After much strolling and climbing we found ourselves to be a bit peckish. So we took ourselves across the road to the nearby pub. Strangely enough it is called the Castle Inn
We were surprised to find that there were outside tables available and sat ourselves down for a spot of lunch. Considering this was 1st April, to be sitting outside to eat was a rare treat. The food was good and we didn’t have to wait too long and it was hot when it arrived. By a happy coincidence this pub was also serving Early Bird which was a suitable lubricant for the meal.
While we were having lunch we were treated to the spectacle of a helicopter coming into land on the pub lawns.
After lunch we walked up to the railway station. All day we had been seeing the smoke and hearing the whistles of the steam trains.
When we arrived at the station we determined that the next train would be arriving within a few minutes and duly positioned ourselves across the road and the level crossing ready for the steamer we knew was coming. Imagine the big disappointment when we were presented with this…..

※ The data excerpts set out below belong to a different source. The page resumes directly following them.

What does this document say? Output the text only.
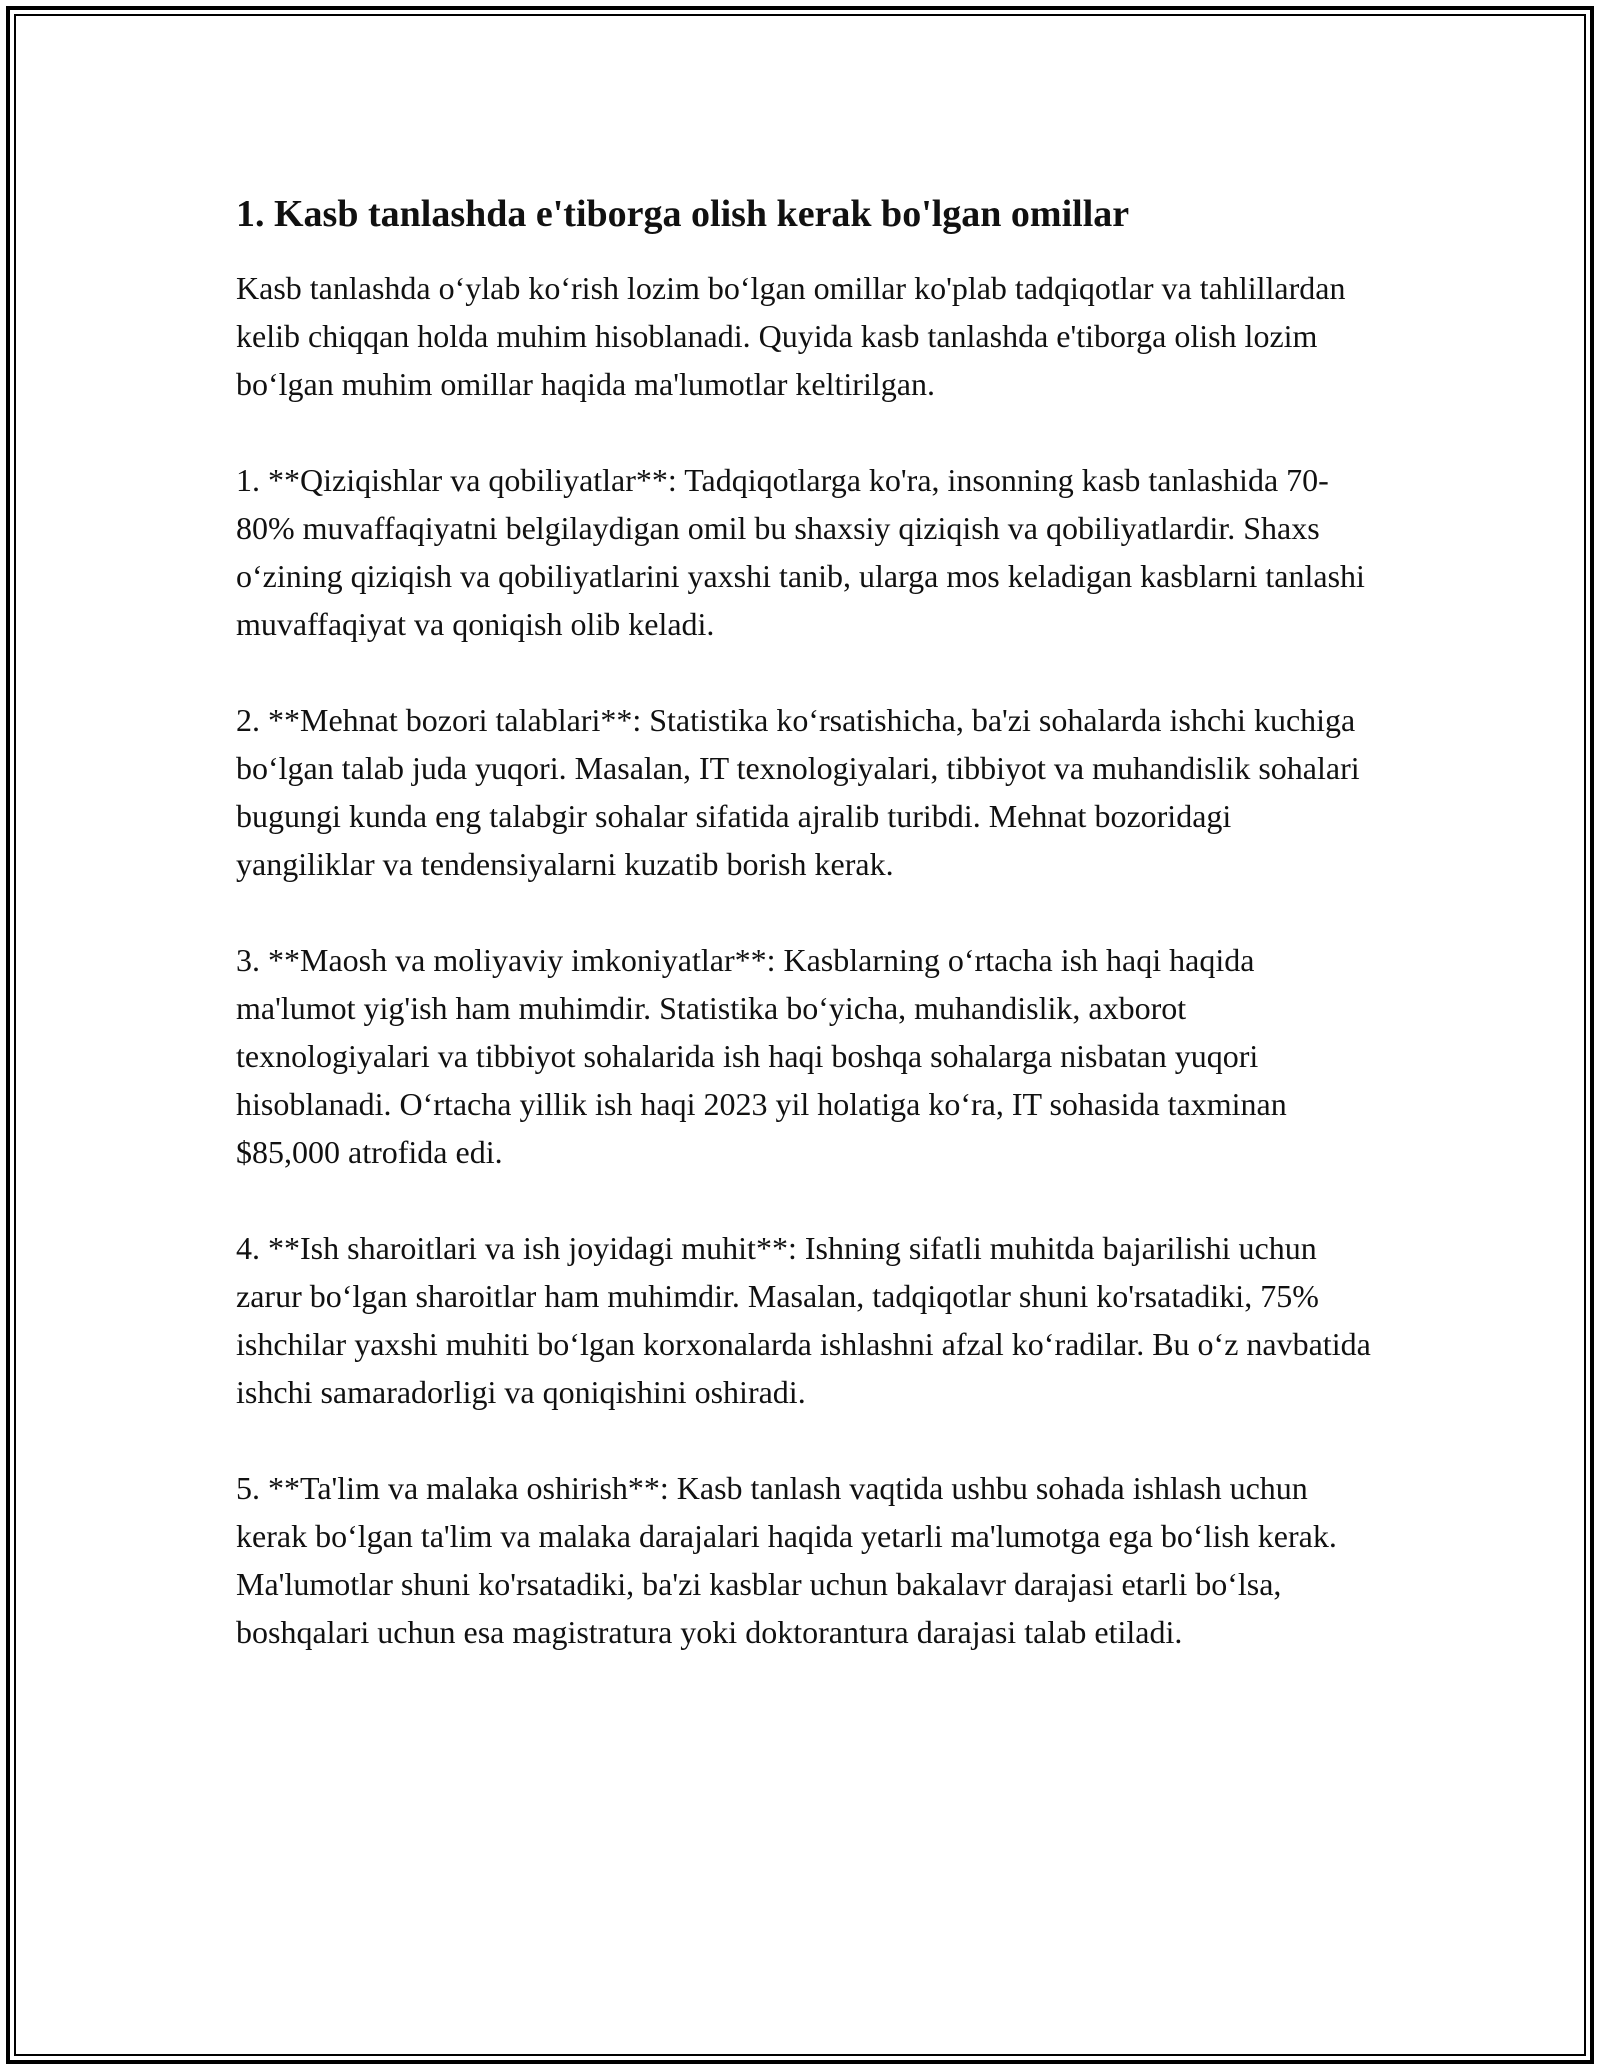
1. Kasb tanlashda e'tiborga olish kerak bo'lgan omillar

Kasb tanlashda o‘ylab ko‘rish lozim bo‘lgan omillar ko'plab tadqiqotlar va tahlillardan kelib chiqqan holda muhim hisoblanadi. Quyida kasb tanlashda e'tiborga olish lozim bo‘lgan muhim omillar haqida ma'lumotlar keltirilgan.

1. **Qiziqishlar va qobiliyatlar**: Tadqiqotlarga ko'ra, insonning kasb tanlashida 70-80% muvaffaqiyatni belgilaydigan omil bu shaxsiy qiziqish va qobiliyatlardir. Shaxs o‘zining qiziqish va qobiliyatlarini yaxshi tanib, ularga mos keladigan kasblarni tanlashi muvaffaqiyat va qoniqish olib keladi.

2. **Mehnat bozori talablari**: Statistika ko‘rsatishicha, ba'zi sohalarda ishchi kuchiga bo‘lgan talab juda yuqori. Masalan, IT texnologiyalari, tibbiyot va muhandislik sohalari bugungi kunda eng talabgir sohalar sifatida ajralib turibdi. Mehnat bozoridagi yangiliklar va tendensiyalarni kuzatib borish kerak.

3. **Maosh va moliyaviy imkoniyatlar**: Kasblarning o‘rtacha ish haqi haqida ma'lumot yig'ish ham muhimdir. Statistika bo‘yicha, muhandislik, axborot texnologiyalari va tibbiyot sohalarida ish haqi boshqa sohalarga nisbatan yuqori hisoblanadi. O‘rtacha yillik ish haqi 2023 yil holatiga ko‘ra, IT sohasida taxminan $85,000 atrofida edi.

4. **Ish sharoitlari va ish joyidagi muhit**: Ishning sifatli muhitda bajarilishi uchun zarur bo‘lgan sharoitlar ham muhimdir. Masalan, tadqiqotlar shuni ko'rsatadiki, 75% ishchilar yaxshi muhiti bo‘lgan korxonalarda ishlashni afzal ko‘radilar. Bu o‘z navbatida ishchi samaradorligi va qoniqishini oshiradi.

5. **Ta'lim va malaka oshirish**: Kasb tanlash vaqtida ushbu sohada ishlash uchun kerak bo‘lgan ta'lim va malaka darajalari haqida yetarli ma'lumotga ega bo‘lish kerak. Ma'lumotlar shuni ko'rsatadiki, ba'zi kasblar uchun bakalavr darajasi etarli bo‘lsa, boshqalari uchun esa magistratura yoki doktorantura darajasi talab etiladi.
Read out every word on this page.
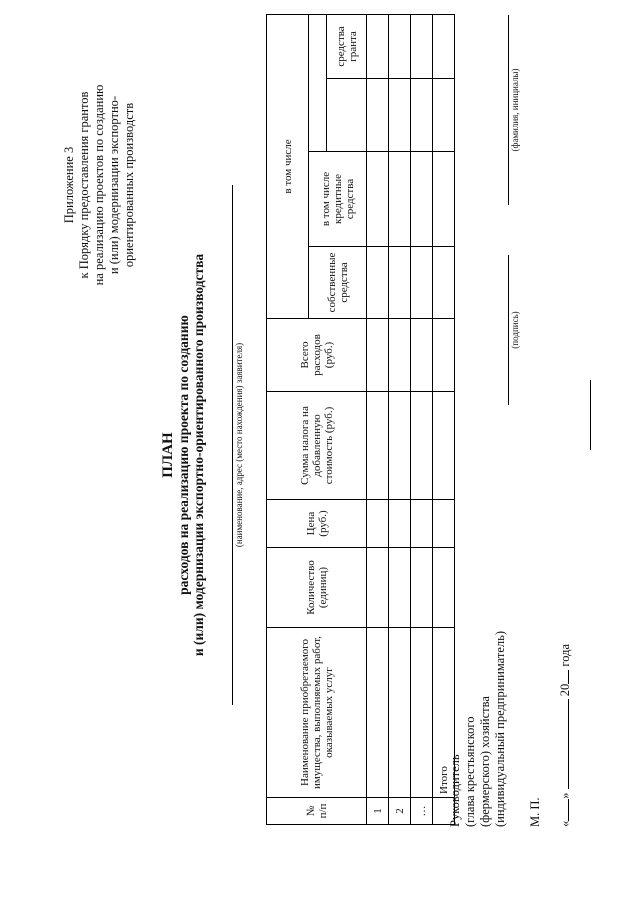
Приложение 3 к Порядку предоставления грантов на реализацию проектов по созданию и (или) модернизации экспортно- ориентированных производств
ПЛАН расходов на реализацию проекта по созданию и (или) модернизации экспортно-ориентированного производства	(наименование, адрес (место нахождения) заявителя)
№ п/п	Наименование приобретаемого имущества, выполняемых работ, оказываемых услуг	Количество (единиц)	Цена (руб.)	Сумма налога на добавленную стоимость (руб.)	Всего расходов (руб.)	в том числе			
						собственные средства	в том числе кредитные средства		
									средства гранта
1									
2									
…									
	Итого								
Руководитель (глава крестьянского (фермерского) хозяйства (индивидуальный предприниматель)
(подпись)
(фамилия, инициалы)
М. П. «»  20 года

Yup. A diesel loco. OK it is a piece of vintage rolling stock but it wasn’t what we wanted. Never mind, as they say, there is always next time. After taking a look at some of the old goods wagons at the station we headed back to our cars.
Drove back to my sister’s house for a cup of tea and some superb lemon drizzle cake. All taken while sitting outside in the sunshine. I still have to remind myself that this was the first day of April.
A fitting close to a fantastic day. All that was left was for us to drive the 90 or so miles home. I didn’t need any rocking when I hit my pit.